Le paysage politique camerounais connaît un développement notable avec l’entrée du Parti camerounais pour la réconciliation nationale (PCRN) de Cabral Libii dans les sphères de décision nationale. Cette intégration se concrétise par la nomination de l’honorable Rolande Ngo Issi, députée du PCRN, au prestigieux Conseil supérieur de la magistrature.
Une nomination stratégique au cœur de la justice camerounaise
C’est par un décret présidentiel, daté du 2 juin 2026, que Rolande Ngo Issi, élue du Nyong et Kellé, a été désignée membre de cette institution judiciaire essentielle. Cette décision marque une étape importante pour le PCRN, qui se positionne désormais aux côtés du Rassemblement démocratique du peuple camerounais (RDPC) dans la gestion des affaires du pays.
Parmi les autres personnalités nommées à cette haute instance, on retrouve d’éminentes figures telles que l’ancien Ministre de la fonction publique, Sali Dahirou, et la députée Soppo Toute Marlyse, représentante du Wouri pour le RDPC. Le Conseil accueille également Claude Francis Moukouri, ex-vice-président du Tribunal criminel spécial (TCS), ainsi qu’Albert Ekono Nna, Engelbert Bengono, Mekoulou Cunégonde Christine épouse Ngotty, et Roger Sockeng, renforçant ainsi la diversité des profils au sein de l’organe.
Qui est Rolande Ngo Issi, la nouvelle membre du Conseil ?
Née à Yaoundé le 9 janvier 1981, Rolande Ngo Issi présente un parcours académique et professionnel riche. Titulaire d’un master en psychologie de l’enfant de l’Université de Yaoundé 1 – Nkoa Ekele, d’une licence en science politique de l’Université de Yaoundé 2 – Soa, et diplômée de l’École normale supérieure (ENS), elle a su allier formation solide et engagement citoyen.

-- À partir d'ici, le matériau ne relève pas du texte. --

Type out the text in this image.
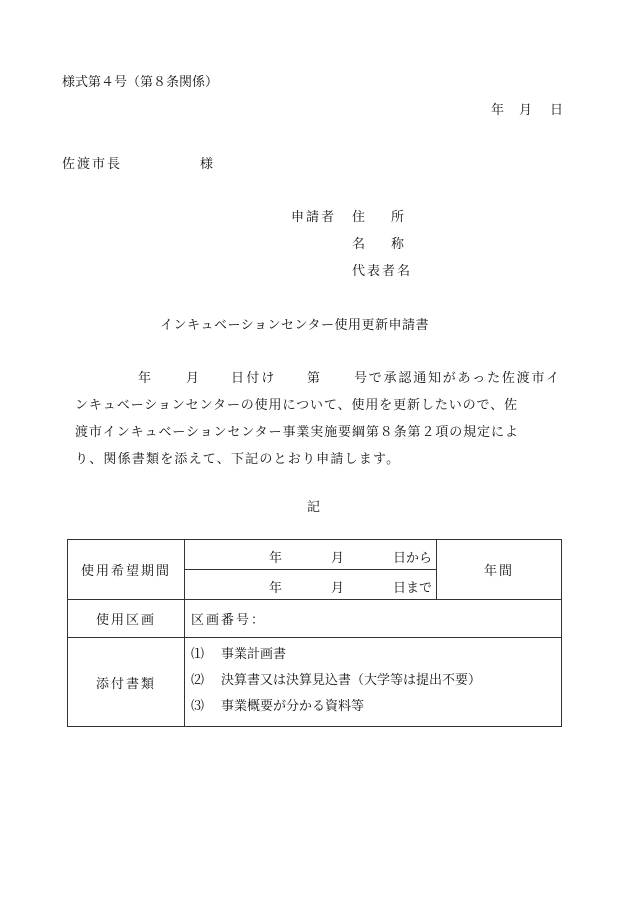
様式第４号（第８条関係）
年 月 日
佐渡市長	様
申請者 住　　所
名　　称
代表者名
インキュベーションセンター使用更新申請書
年	月 日付け 第 号で承認通知があった佐渡市イ
ンキュベーションセンターの使用について、使用を更新したいので、佐
渡市インキュベーションセンター事業実施要綱第８条第２項の規定によ
り、関係書類を添えて、下記のとおり申請します。
記
使用希望期間	年 月 日から	年間

	年 月 日まで	

使用区画	区画番号：	
添付書類	⑴ 事業計画書
⑵ 決算書又は決算見込書（大学等は提出不要）
⑶ 事業概要が分かる資料等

Son engagement politique est manifeste à travers ses multiples fonctions : députée à l’Assemblée nationale, elle occupe également le poste de membre suppléante du Conseil supérieur de la magistrature, une désignation directe du Président de la République, Paul Biya. Elle est aussi secrétaire générale adjointe du Réseau des femmes parlementaires du Cameroun, membre du comité directeur national du PCRN, et secrétaire générale de la délégation régionale du parti pour la région du Centre.
Au-delà de ses responsabilités politiques, Rolande Ngo Issi est une fervente défenseure des droits des consommateurs. Depuis avril 2016, elle préside le Mouvement national des consommateurs (MNC) au niveau national. Sa présence active sur les réseaux sociaux lui permet d’encourager la jeunesse camerounaise et de promouvoir l’entrepreneuriat, faisant d’elle une source d’inspiration pour de nombreux jeunes.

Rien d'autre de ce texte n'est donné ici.